The building of a brand new, state of the art performing arts center is underway at Long Beach City College’s Liberal Arts Campus and a ceremony took place Wednesday to commence its official ground-breaking.
The new performing arts center will replace the old music Building G and the theater arts Building H and will feature a 238 seat theater, renovated classrooms, smaller scale performance areas and even host the schools new radio station that is set to open Fall 2025.
“(The building) will be a center for the arts and training all across Southern California,” said Mike Munoz, superintendent president of LBCC.
LBCC’s jazz band played as crowds formed in front of the construction site for the future performing arts center.
Chip West, the vice president of business services, started off the ceremony with a land acknowledgment and the introduction of the board of trustees and city members.
The board president, Herlinda Chico, took the stage for a speech and called the new center the new shining star of projects and said it will be a true gift for students and the community alike.
Chico then welcomed Munoz to the stage to introduce the school’s choir, the Viking Singers, to show an example of the talent that will be nurtured in the new G Building .
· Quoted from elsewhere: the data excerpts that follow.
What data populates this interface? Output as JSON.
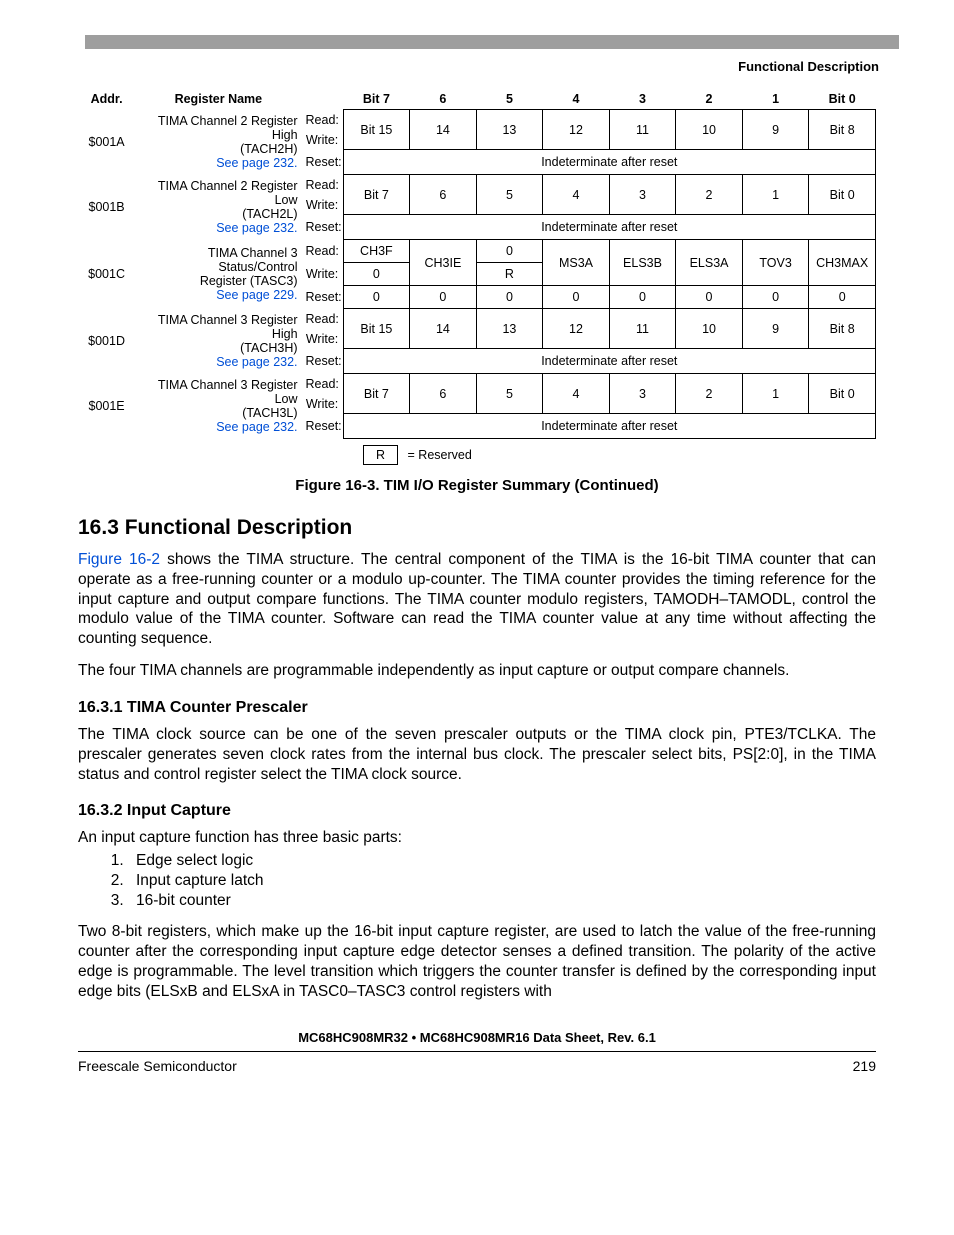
{
  "header": {
    "right": "Functional Description"
  },
  "table_header": {
    "addr": "Addr.",
    "name": "Register Name",
    "bit7": "Bit 7",
    "b6": "6",
    "b5": "5",
    "b4": "4",
    "b3": "3",
    "b2": "2",
    "b1": "1",
    "bit0": "Bit 0"
  },
  "ops": {
    "read": "Read:",
    "write": "Write:",
    "reset": "Reset:"
  },
  "regs": [
    {
      "addr": "$001A",
      "name1": "TIMA Channel 2 Register High",
      "name2": "(TACH2H)",
      "link": "See page 232.",
      "bits": [
        "Bit 15",
        "14",
        "13",
        "12",
        "11",
        "10",
        "9",
        "Bit 8"
      ],
      "reset": "Indeterminate after reset"
    },
    {
      "addr": "$001B",
      "name1": "TIMA Channel 2 Register Low",
      "name2": "(TACH2L)",
      "link": "See page 232.",
      "bits": [
        "Bit 7",
        "6",
        "5",
        "4",
        "3",
        "2",
        "1",
        "Bit 0"
      ],
      "reset": "Indeterminate after reset"
    },
    {
      "addr": "$001C",
      "name1": "TIMA Channel 3 Status/Control",
      "name2": "Register (TASC3)",
      "link": "See page 229.",
      "read": [
        "CH3F",
        "CH3IE",
        "0",
        "MS3A",
        "ELS3B",
        "ELS3A",
        "TOV3",
        "CH3MAX"
      ],
      "write": [
        "0",
        "",
        "R",
        "",
        "",
        "",
        "",
        ""
      ],
      "reset_row": [
        "0",
        "0",
        "0",
        "0",
        "0",
        "0",
        "0",
        "0"
      ]
    },
    {
      "addr": "$001D",
      "name1": "TIMA Channel 3 Register High",
      "name2": "(TACH3H)",
      "link": "See page 232.",
      "bits": [
        "Bit 15",
        "14",
        "13",
        "12",
        "11",
        "10",
        "9",
        "Bit 8"
      ],
      "reset": "Indeterminate after reset"
    },
    {
      "addr": "$001E",
      "name1": "TIMA Channel 3 Register Low",
      "name2": "(TACH3L)",
      "link": "See page 232.",
      "bits": [
        "Bit 7",
        "6",
        "5",
        "4",
        "3",
        "2",
        "1",
        "Bit 0"
      ],
      "reset": "Indeterminate after reset"
    }
  ],
  "legend": {
    "r": "R",
    "eq": "= Reserved"
  },
  "figure_caption": "Figure 16-3. TIM I/O Register Summary (Continued)",
  "section": {
    "title": "16.3  Functional Description",
    "p1a": "Figure 16-2",
    "p1b": " shows the TIMA structure. The central component of the TIMA is the 16-bit TIMA counter that can operate as a free-running counter or a modulo up-counter. The TIMA counter provides the timing reference for the input capture and output compare functions. The TIMA counter modulo registers, TAMODH–TAMODL, control the modulo value of the TIMA counter. Software can read the TIMA counter value at any time without affecting the counting sequence.",
    "p2": "The four TIMA channels are programmable independently as input capture or output compare channels.",
    "sub1_title": "16.3.1  TIMA Counter Prescaler",
    "sub1_p": "The TIMA clock source can be one of the seven prescaler outputs or the TIMA clock pin, PTE3/TCLKA. The prescaler generates seven clock rates from the internal bus clock. The prescaler select bits, PS[2:0], in the TIMA status and control register select the TIMA clock source.",
    "sub2_title": "16.3.2  Input Capture",
    "sub2_intro": "An input capture function has three basic parts:",
    "sub2_list": [
      "Edge select logic",
      "Input capture latch",
      "16-bit counter"
    ],
    "sub2_p": "Two 8-bit registers, which make up the 16-bit input capture register, are used to latch the value of the free-running counter after the corresponding input capture edge detector senses a defined transition. The polarity of the active edge is programmable. The level transition which triggers the counter transfer is defined by the corresponding input edge bits (ELSxB and ELSxA in TASC0–TASC3 control registers with"
  },
  "footer": {
    "doc": "MC68HC908MR32 • MC68HC908MR16 Data Sheet, Rev. 6.1",
    "left": "Freescale Semiconductor",
    "right": "219"
  }
}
The choir sang “Bonse Aba,” a song from Zambia that is meant to invoke joy.
After the choir left the stage, Lisa Orr and Janet Hund, took the stage to acknowledge the important past of the arts buildings at LBCC and highlight some of the notable names who got their starts there.
Orr and Hund mentioned that the new Building G is being built next to the Bob and Barbara Ellis Auditorium, a building that will now become more available for use since the new Building G can house smaller performances.
West re-entered the stage and made more acknowledgements, including those who helped create and pass the bonds that led to the renovations and the people who helped create swing spaces for classes to continue since the old buildings had been demolished.
These swing spaces include portable classrooms on LAC’s campus as well as the use of classrooms on LBCC’s Pacific Coast Campus.
“(We are) making do,” said Syke Angulo, director of choral studies, who teaches in these spaces. “We keep thinking of the beauty that will be coming soon.”
The building is estimated to be finished in Fall 2025.